Namun, katanya: “Saya pikir studi kami adalah ‘canary in the coalmine’ untuk anak-anak dengan malaria berat.”
Resistensi terhadap terapi artemisinin muncul lebih awal di Asia Tenggara, di mana tanda-tanda pertama diidentifikasi dalam studi serupa. Tingkat kegagalan pengobatan di wilayah tersebut meningkat ketika resistensi juga muncul terhadap obat-obatan yang digunakan dalam kombinasi dengan artemisinin. Dr. Richard Pearson, dari Wellcome Sanger Institute, yang tidak terlibat dalam studi ini, mengatakan situasi di Afrika Timur mengingatkan pada situasi di Asia Tenggara 15 tahun yang lalu.

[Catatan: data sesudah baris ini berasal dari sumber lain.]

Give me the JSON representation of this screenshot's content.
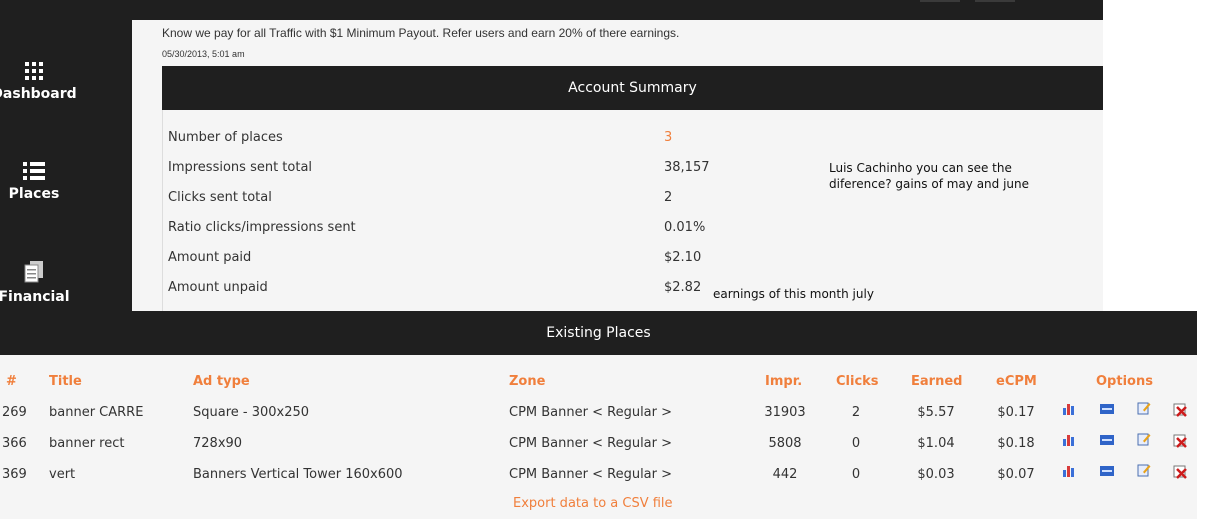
{
  "sidebar": {
    "items": [
      {
        "label": "Dashboard",
        "icon": "grid-icon"
      },
      {
        "label": "Places",
        "icon": "list-icon"
      },
      {
        "label": "Financial",
        "icon": "document-icon"
      }
    ]
  },
  "notice": {
    "text": "Know we pay for all Traffic with $1 Minimum Payout. Refer users and earn 20% of there earnings.",
    "date": "05/30/2013, 5:01 am"
  },
  "summary": {
    "title": "Account Summary",
    "rows": [
      {
        "label": "Number of places",
        "value": "3"
      },
      {
        "label": "Impressions sent total",
        "value": "38,157"
      },
      {
        "label": "Clicks sent total",
        "value": "2"
      },
      {
        "label": "Ratio clicks/impressions sent",
        "value": "0.01%"
      },
      {
        "label": "Amount paid",
        "value": "$2.10"
      },
      {
        "label": "Amount unpaid",
        "value": "$2.82"
      }
    ]
  },
  "annotations": {
    "note1_line1": "Luis Cachinho you can see the",
    "note1_line2": "diference?  gains of may and june",
    "note2": "earnings of this month july"
  },
  "places": {
    "title": "Existing Places",
    "columns": [
      "#",
      "Title",
      "Ad type",
      "Zone",
      "Impr.",
      "Clicks",
      "Earned",
      "eCPM",
      "Options"
    ],
    "rows": [
      {
        "id": "269",
        "title": "banner CARRE",
        "adtype": "Square - 300x250",
        "zone": "CPM Banner < Regular >",
        "impr": "31903",
        "clicks": "2",
        "earned": "$5.57",
        "ecpm": "$0.17"
      },
      {
        "id": "366",
        "title": "banner rect",
        "adtype": "728x90",
        "zone": "CPM Banner < Regular >",
        "impr": "5808",
        "clicks": "0",
        "earned": "$1.04",
        "ecpm": "$0.18"
      },
      {
        "id": "369",
        "title": "vert",
        "adtype": "Banners Vertical Tower 160x600",
        "zone": "CPM Banner < Regular >",
        "impr": "442",
        "clicks": "0",
        "earned": "$0.03",
        "ecpm": "$0.07"
      }
    ],
    "option_icons": [
      "stats-icon",
      "html-icon",
      "edit-icon",
      "delete-icon"
    ],
    "export_label": "Export data to a CSV file"
  },
  "colors": {
    "accent": "#f07f3c",
    "dark": "#1f1f1f",
    "panel": "#f5f5f5"
  }
}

Artemisinin digunakan dalam berbagai bentuk untuk mengobati penyakit ini. Untuk anak-anak dengan malaria berat, ini terdiri dari infus intravena artesunat, satu derivatif dari artemisinin, diikuti dengan obat oral yang mengombinasikan derivatif kedua dengan obat antimalaria lainnya.
Artesunat menggantikan kinin sebagai pengobatan yang direkomendasikan untuk anak-anak dengan malaria berat lebih dari satu dekade yang lalu, setelah uji coba menunjukkan jumlah kematian yang lebih sedikit dengan obat baru tersebut. “Kembali ke kinin akan menjadi langkah mundur,” kata John.
Dr. Alena Pance, seorang dosen senior genetika di Universitas Hertfordshire, mengatakan bahwa indikasi resistensi terhadap “obat penting” sangat mengkhawatirkan dan bahwa tingkat transmisi yang tinggi di Afrika “menimbulkan risiko bahaya penyebaran resistensi secara cepat di benua tersebut, membuat temuan ini bahkan lebih mengkhawatirkan.”